Primeiro vieram as investigações envolvendo aliados políticos. Depois, surgiram informações sobre integrantes da comunicação da campanha. Por fim, o áudio em que Flávio cobra recursos milionários para o filme em homenagem ao pai e chama Vorcaro de “irmão”. A partir daí, o discurso ofensivo deu lugar às explicações, notas, entrevistas e tentativas de contenção de danos.
Nos bastidores da direita e do centrão, o clima passou de euforia para cautela. Muitos dos que repetiam que Flávio era o nome “imbatível” agora aguardam os próximos capítulos antes de embarcar de vez no projeto presidencial. Afinal, quando até aliados começam a dizer que “não sabiam de nada”, a fumaça política já deixou de ser pequena.
Enquanto isso, o governo federal aproveitou o momento para reagir politicamente, anunciar medidas econômicas e retomar protagonismo no debate público.
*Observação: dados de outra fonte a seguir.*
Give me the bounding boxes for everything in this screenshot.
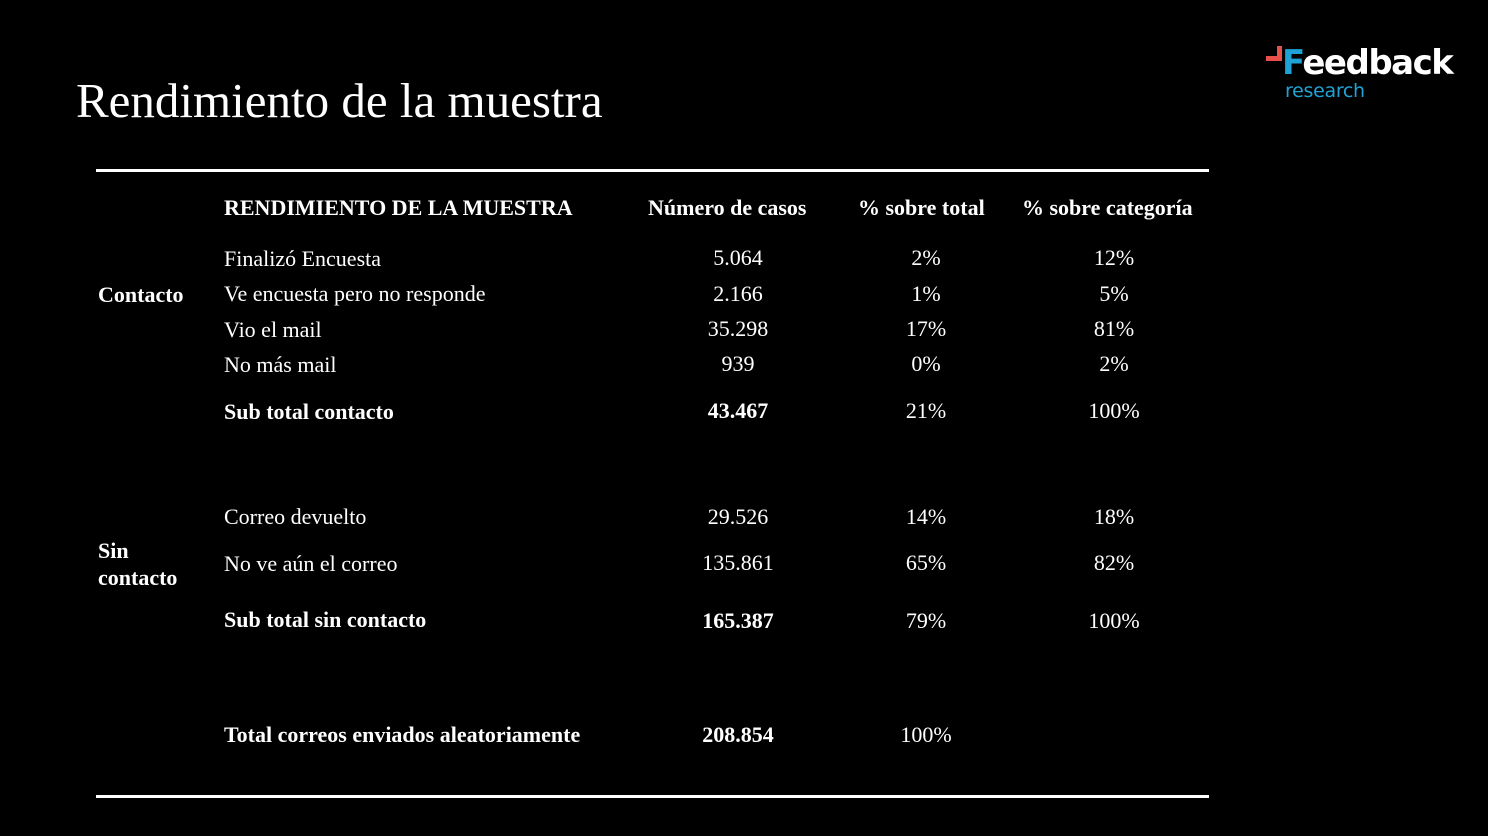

O resultado foi um reequilíbrio da disputa, justamente quando o bolsonarismo acreditava ter encontrado o caminho livre para 2026.
A verdade é que o roteiro do “azarão”, nome do filme financiado pelo empresário investigado, acabou ganhando um significado inesperado dentro da própria campanha. E agora, entre áudios, mensagens, fundos milionários e versões desencontradas, o que era tratado como ofensiva política virou uma grande operação de explicação pública.